Elina Vähälä attacks this new piece with power and confidence, responding to the emotions and drama of the first movement, artfully despatching every piece of virtuoso and lyric splendour which Corigliano puts before her. The orchestra too responds magnificently, even with its surprising singing by the players not playing wind instruments at the movement’s first climax. After the ghostly Scherzo, strings render deep sadness and tenderness, upon which the solo violin plays an intense recitative which passes into a lullaby-like theme, played with ‘flautando’ or flute-like tone (indeed the violin plays a duet with the alto flute). Corigliano’s notes call the last movement “a rollicking race”, between orchestra and soloist, and so it is – rude, dissonant and chaotic. The bass drum and tam-tam are clearly reproduced, but a change to quiet, pastoral woodwind with a sweet violin tune gives rest for a while, but this ends in a wild cadenza above syncopated rhythms from the lower instruments. There is a return to the first movement Chaconne and the violin concerto completes its score.

As a “filler”, this disc begins with a first recording of a new work by Kuusisto; “Leika” (‘child’s play’ in Icelandic). It is a colourful tone poem, beginning with a bright, tumultuous opening, which settles into very soft magical whirlings of wind and strings with harp and glockenspiel under rhapsodically beautiful long-breathed lines from the solo violin. Some of this reminded me of Vaughan Williams’s pastoralism and Mahler’s melodic style. but the lyricism is blown away again by an ebulliently playful and restless orchestra. A sleepy end for the notional “child” brings Night from clarinets and harp. This is a splendid and entertaining piece which should find its way to concert platforms as fast as possible.

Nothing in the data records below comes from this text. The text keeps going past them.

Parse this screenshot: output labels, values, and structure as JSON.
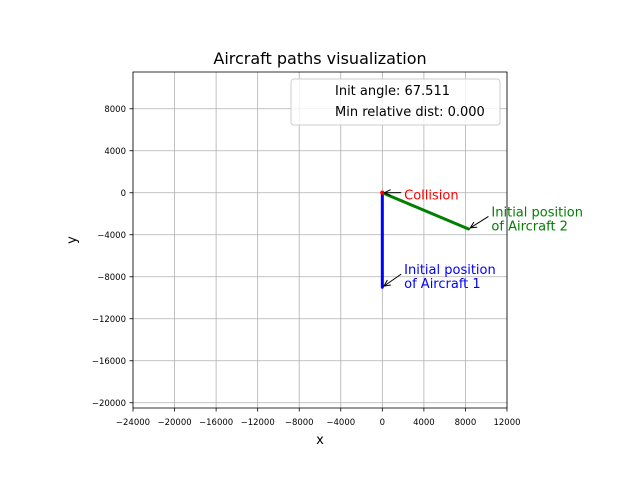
{
  "chart_data": {
    "type": "line",
    "title": "Aircraft paths visualization",
    "xlabel": "x",
    "ylabel": "y",
    "xlim": [
      -24000,
      12000
    ],
    "ylim": [
      -20500,
      11500
    ],
    "xticks": [
      -24000,
      -20000,
      -16000,
      -12000,
      -8000,
      -4000,
      0,
      4000,
      8000,
      12000
    ],
    "yticks": [
      -20000,
      -16000,
      -12000,
      -8000,
      -4000,
      0,
      4000,
      8000
    ],
    "grid": true,
    "legend": {
      "placement": "top-right",
      "entries": [
        "Init angle: 67.511",
        "Min relative dist: 0.000"
      ]
    },
    "series": [
      {
        "color": "#0000ff",
        "x": [
          0,
          0
        ],
        "y": [
          -9000,
          0
        ]
      },
      {
        "color": "#008000",
        "x": [
          8300,
          0
        ],
        "y": [
          -3450,
          0
        ]
      }
    ],
    "annotations": [
      {
        "text": "Collision",
        "color": "#ff0000",
        "point": [
          0,
          0
        ],
        "text_at": [
          2100,
          300
        ]
      },
      {
        "text": "Initial position of Aircraft 2",
        "lines": [
          "Initial position",
          "of Aircraft 2"
        ],
        "color": "#008000",
        "point": [
          8300,
          -3450
        ],
        "text_at": [
          10500,
          -1300
        ]
      },
      {
        "text": "Initial position of Aircraft 1",
        "lines": [
          "Initial position",
          "of Aircraft 1"
        ],
        "color": "#0000ff",
        "point": [
          0,
          -9000
        ],
        "text_at": [
          2100,
          -6800
        ]
      }
    ],
    "collision_point": [
      0,
      0
    ]
  }
}
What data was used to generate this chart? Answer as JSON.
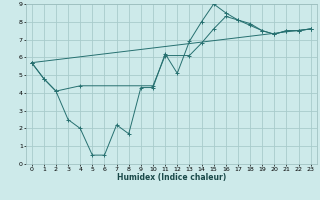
{
  "xlabel": "Humidex (Indice chaleur)",
  "ylabel": "",
  "bg_color": "#cdeaea",
  "grid_color": "#a8cccc",
  "line_color": "#267070",
  "xlim": [
    -0.5,
    23.5
  ],
  "ylim": [
    0,
    9
  ],
  "xticks": [
    0,
    1,
    2,
    3,
    4,
    5,
    6,
    7,
    8,
    9,
    10,
    11,
    12,
    13,
    14,
    15,
    16,
    17,
    18,
    19,
    20,
    21,
    22,
    23
  ],
  "yticks": [
    0,
    1,
    2,
    3,
    4,
    5,
    6,
    7,
    8,
    9
  ],
  "series": [
    {
      "x": [
        0,
        1,
        2,
        3,
        4,
        5,
        6,
        7,
        8,
        9,
        10,
        11,
        12,
        13,
        14,
        15,
        16,
        17,
        18,
        19,
        20,
        21,
        22,
        23
      ],
      "y": [
        5.7,
        4.8,
        4.1,
        2.5,
        2.0,
        0.5,
        0.5,
        2.2,
        1.7,
        4.3,
        4.3,
        6.2,
        5.1,
        6.9,
        8.0,
        9.0,
        8.5,
        8.1,
        7.9,
        7.5,
        7.3,
        7.5,
        7.5,
        7.6
      ]
    },
    {
      "x": [
        0,
        1,
        2,
        4,
        10,
        11,
        13,
        14,
        15,
        16,
        17,
        18,
        19,
        20,
        21,
        22,
        23
      ],
      "y": [
        5.7,
        4.8,
        4.1,
        4.4,
        4.4,
        6.1,
        6.1,
        6.8,
        7.6,
        8.3,
        8.1,
        7.8,
        7.5,
        7.3,
        7.5,
        7.5,
        7.6
      ]
    },
    {
      "x": [
        0,
        23
      ],
      "y": [
        5.7,
        7.6
      ]
    }
  ]
}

Given a detailed recording of BIS’s best from the Sibelius Hall in Lahti, a venue very well known by the BIS engineers, this is a remarkable effort from all concerned, especially in multichannel. Even if you tend to avoid contemporary music, don’t miss this immaculately prepared and attractive album. Should you like violin concertos by Sibelius, Prokofiev or Shostakovich, the Red Violin disc begs to be in your collection. Kuusisto and Corigliano have proved that violin concertos are alive and thriving in the 21st Century!